The topic of this dissertation is the development of novel algorithms and bioinformatics tools for proteomics data analysis. This chapter provides a general introduction to the field of proteomics and the data analysis process. The following is not intended to be a complete coverage of all areas of proteomics, but rather to serve as an overview in order to provide an understanding of the work detailed in the following chapters.
Proteomics as a discipline can be defined as the identification and quantification of the complete set of proteins in a cell or tissue at a particular state. Although a number of alternative proteomics strategies such as protein array based methods have been developed, mass spectrometry (MS)-based proteomics has become the method of choice for large-scale studies. The applications of MS-based proteomics approaches have proved to be successful in molecular and cellular biology research including post-translational modification (PTM) identification and protein-protein interactions (Aebersold & Mann 2003). With recent improvements in instrumentation and methodology, proteomics has undergone tremendous advances over the past few years, enabling many powerful applications such as functional analysis of complex organisms (Schrimpf et al. 2009), global analysis of PTM (Witze et al. 2007), large-scale reconstruction of protein interaction networks (Gstaiger & Aebersold 2009) and introduction of proteomics in clinical and translational research (Bousquet-Dubouch et al. 2011).

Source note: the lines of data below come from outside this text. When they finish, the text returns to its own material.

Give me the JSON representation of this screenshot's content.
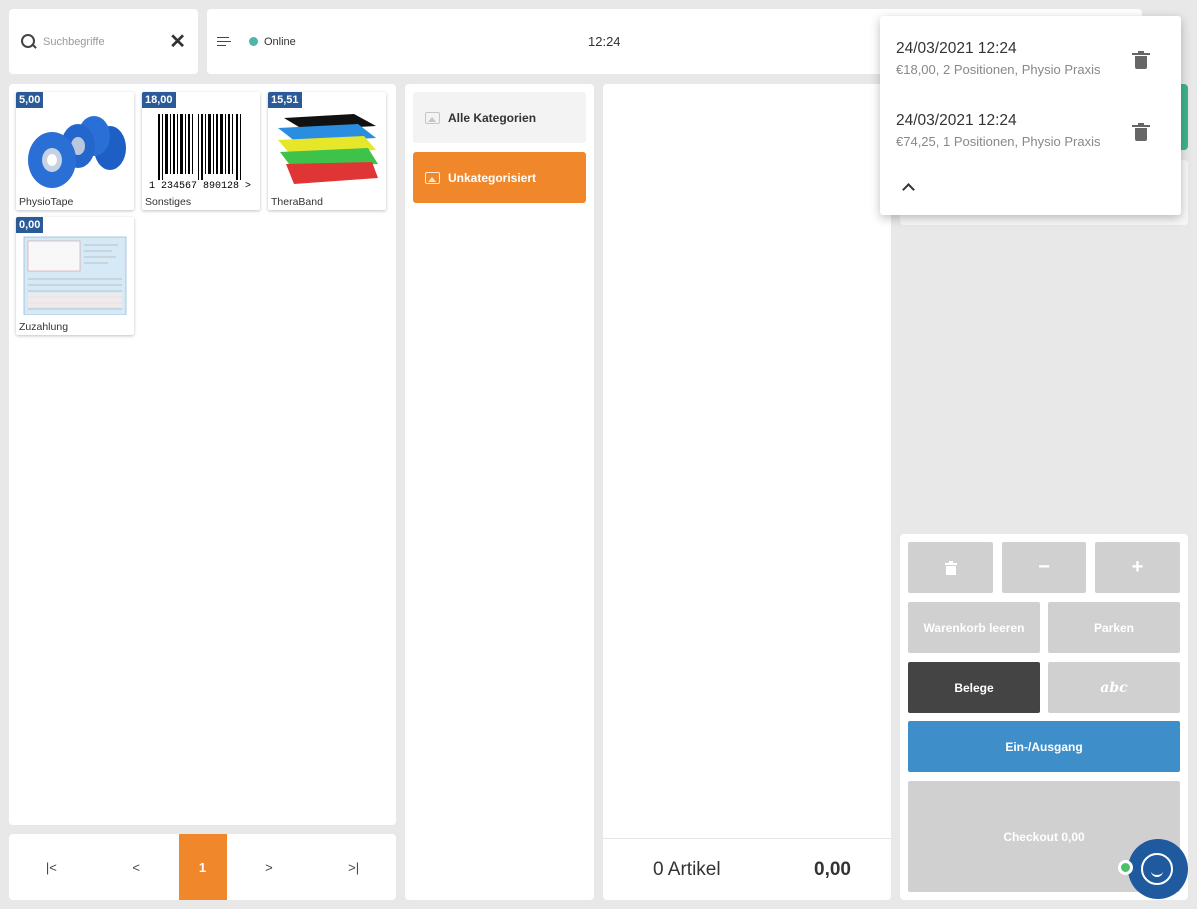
{
  "search": {
    "placeholder": "Suchbegriffe"
  },
  "topbar": {
    "status": "Online",
    "time": "12:24",
    "status_color": "#4db6ac"
  },
  "products": [
    {
      "price": "5,00",
      "name": "PhysioTape",
      "icon": "physio-tape-image"
    },
    {
      "price": "18,00",
      "name": "Sonstiges",
      "icon": "barcode-image",
      "barcode_text": "1 234567 890128 >"
    },
    {
      "price": "15,51",
      "name": "TheraBand",
      "icon": "theraband-image"
    },
    {
      "price": "0,00",
      "name": "Zuzahlung",
      "icon": "form-document-image"
    }
  ],
  "pager": {
    "first": "|<",
    "prev": "<",
    "current": "1",
    "next": ">",
    "last": ">|"
  },
  "categories": [
    {
      "label": "Alle Kategorien"
    },
    {
      "label": "Unkategorisiert"
    }
  ],
  "cart": {
    "count_label": "0 Artikel",
    "total": "0,00"
  },
  "keypad": {
    "minus": "−",
    "plus": "+",
    "clear_cart": "Warenkorb leeren",
    "park": "Parken",
    "receipts": "Belege",
    "abc": "abc",
    "cash_in_out": "Ein-/Ausgang",
    "checkout": "Checkout  0,00"
  },
  "parked_carts": [
    {
      "title": "24/03/2021 12:24",
      "subtitle": "€18,00, 2 Positionen, Physio Praxis"
    },
    {
      "title": "24/03/2021 12:24",
      "subtitle": "€74,25, 1 Positionen, Physio Praxis"
    }
  ],
  "colors": {
    "accent": "#f0872a",
    "price_badge": "#2a5a97",
    "blue_button": "#3d8ec9",
    "dark_button": "#444444"
  }
}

Tandem Mass Spectra Peptide Identifications Confident Peptide List Assembled Protein List Figure 1. The typical MS-based proteomics workflow.
The typical workflow for a bottom-up MS-based proteomics experiment is illustrated in Figure 1. The first step is to reduce the complexity of a biological sample by one or several separation techniques such as SDS-PAGE and two-dimensional (2D) gel electrophoresis. Large proteins are then digested to peptides using site-specific proteases.

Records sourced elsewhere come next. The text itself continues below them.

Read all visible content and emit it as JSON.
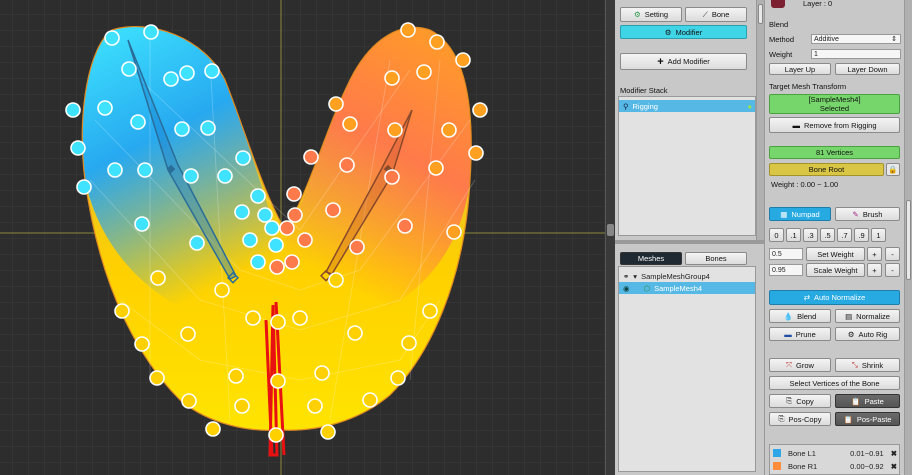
{
  "top": {
    "layer_label": "Layer : 0"
  },
  "mid_tabs": {
    "setting": "Setting",
    "bone": "Bone",
    "modifier": "Modifier"
  },
  "add_modifier": "Add Modifier",
  "modifier_stack": {
    "title": "Modifier Stack",
    "items": [
      {
        "label": "Rigging"
      }
    ]
  },
  "lower_tabs": {
    "meshes": "Meshes",
    "bones": "Bones"
  },
  "tree": {
    "group": "SampleMeshGroup4",
    "mesh": "SampleMesh4"
  },
  "blend": {
    "title": "Blend",
    "method_label": "Method",
    "method_value": "Additive",
    "weight_label": "Weight",
    "weight_value": "1",
    "layer_up": "Layer Up",
    "layer_down": "Layer Down"
  },
  "target": {
    "title": "Target Mesh Transform",
    "selected_name": "[SampleMesh4]",
    "selected_state": "Selected",
    "remove_btn": "Remove from Rigging"
  },
  "vertices": {
    "count_label": "81 Vertices",
    "bone_root": "Bone Root",
    "weight_range": "Weight : 0.00 ~ 1.00"
  },
  "tools": {
    "numpad": "Numpad",
    "brush": "Brush"
  },
  "numpad": [
    "0",
    ".1",
    ".3",
    ".5",
    ".7",
    ".9",
    "1"
  ],
  "set_weight": {
    "value": "0.5",
    "label": "Set Weight",
    "plus": "+",
    "minus": "-"
  },
  "scale_weight": {
    "value": "0.95",
    "label": "Scale Weight",
    "plus": "+",
    "minus": "-"
  },
  "auto_normalize": "Auto Normalize",
  "ops": {
    "blend": "Blend",
    "normalize": "Normalize",
    "prune": "Prune",
    "auto_rig": "Auto Rig",
    "grow": "Grow",
    "shrink": "Shrink",
    "select_vertices": "Select Vertices of the Bone",
    "copy": "Copy",
    "paste": "Paste",
    "pos_copy": "Pos-Copy",
    "pos_paste": "Pos-Paste"
  },
  "bone_list": [
    {
      "name": "Bone L1",
      "range": "0.01~0.91",
      "color": "#2fa7e6"
    },
    {
      "name": "Bone R1",
      "range": "0.00~0.92",
      "color": "#ff8c3a"
    }
  ],
  "colors": {
    "mesh_left": "#3fe2ff",
    "mesh_right": "#ffa020",
    "mesh_bottom": "#ffe000",
    "accent": "#3fd4e6"
  }
}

Next, peptide mixtures are separated by liquid chromatography and ionized in a mass spectrometer. Precursor ions with particular mass-to-charge (m/z) values are selected and collided with nonreactive gas to generate fragment ions. The corresponding m/z values and peak intensities of fragment ions are recorded in tandem mass spectra, which are interpreted to peptides by computational tools. Finally, the identified peptides are assembled into a list of proteins that are most likely present in the sample.

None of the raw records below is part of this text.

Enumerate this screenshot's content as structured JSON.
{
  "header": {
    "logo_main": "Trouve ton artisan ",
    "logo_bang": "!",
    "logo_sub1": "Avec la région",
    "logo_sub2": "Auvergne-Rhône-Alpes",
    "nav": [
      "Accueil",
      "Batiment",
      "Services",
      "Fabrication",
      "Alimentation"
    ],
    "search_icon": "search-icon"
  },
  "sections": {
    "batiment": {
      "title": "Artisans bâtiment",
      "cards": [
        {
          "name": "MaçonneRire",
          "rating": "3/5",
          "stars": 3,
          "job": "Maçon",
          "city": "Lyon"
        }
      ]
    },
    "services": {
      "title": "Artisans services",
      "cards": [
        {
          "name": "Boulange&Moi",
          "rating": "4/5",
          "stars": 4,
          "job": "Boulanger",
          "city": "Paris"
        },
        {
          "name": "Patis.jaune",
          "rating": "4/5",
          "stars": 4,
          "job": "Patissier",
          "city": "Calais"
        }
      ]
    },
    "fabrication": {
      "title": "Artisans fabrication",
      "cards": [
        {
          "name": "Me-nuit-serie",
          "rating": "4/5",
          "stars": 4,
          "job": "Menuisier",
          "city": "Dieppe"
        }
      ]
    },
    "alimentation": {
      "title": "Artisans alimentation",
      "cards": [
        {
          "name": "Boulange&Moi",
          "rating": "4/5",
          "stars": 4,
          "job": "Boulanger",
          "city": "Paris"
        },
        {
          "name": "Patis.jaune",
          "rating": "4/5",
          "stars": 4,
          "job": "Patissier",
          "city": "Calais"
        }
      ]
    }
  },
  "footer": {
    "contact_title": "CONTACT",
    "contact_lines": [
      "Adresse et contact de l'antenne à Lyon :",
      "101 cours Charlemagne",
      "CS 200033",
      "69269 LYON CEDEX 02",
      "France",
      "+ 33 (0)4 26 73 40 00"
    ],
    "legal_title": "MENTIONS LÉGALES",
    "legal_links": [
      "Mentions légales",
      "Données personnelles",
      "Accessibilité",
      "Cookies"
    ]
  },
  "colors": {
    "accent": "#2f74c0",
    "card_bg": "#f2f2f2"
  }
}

In proteomics studies, complex biological samples that contain a large number of proteins are often separated to simple mixtures prior to MS analysis. Various separation techniques can be used for this purpose. A widely used approach is to separate protein mixtures by SDS-PAGE, and then cut the gel to fractions for MS analysis. Samples of high complexity are now often fractionated by 2D-gel electrophoresis (Kenrick & Margolis 1970), which separates proteins based on their isoelectric points and molecular weights. Each spot in the gel may represent one or several purified proteins that can be further analyzed by MS. Recently a gel-based peptide-level isoelectric focusing approach (Hörth et al. 2006) has been shown to provide complementary coverage to the conventional gel-based fractionation method and yield higher identification rates (Hubner et al. 2008).
A gel-free approach known as shotgun proteomics directly analyzes large mixtures of peptides by coupling the electrospray ionization (ESI) of mass spectrometer in-line with a liquid chromatography (LC) system. Peptides are separated in the chromatography system to reduce the complexity. Two major types of LC systems are reverse phase high pressure liquid chromatography (RP-HPLC) that separates molecules by hydrophobicity and ion exchange chromatography that separates molecules by their charges. High complexity samples can be separated using the multidimensional protein identification technology (MudPIT) (Washburn et al. 2001), which consists of a two dimensional chromatography. The first dimension is usually a strong cation exchange (SCX) column with high loading capacity. Eluted samples are subsequently separated by a reverse phase chromatography.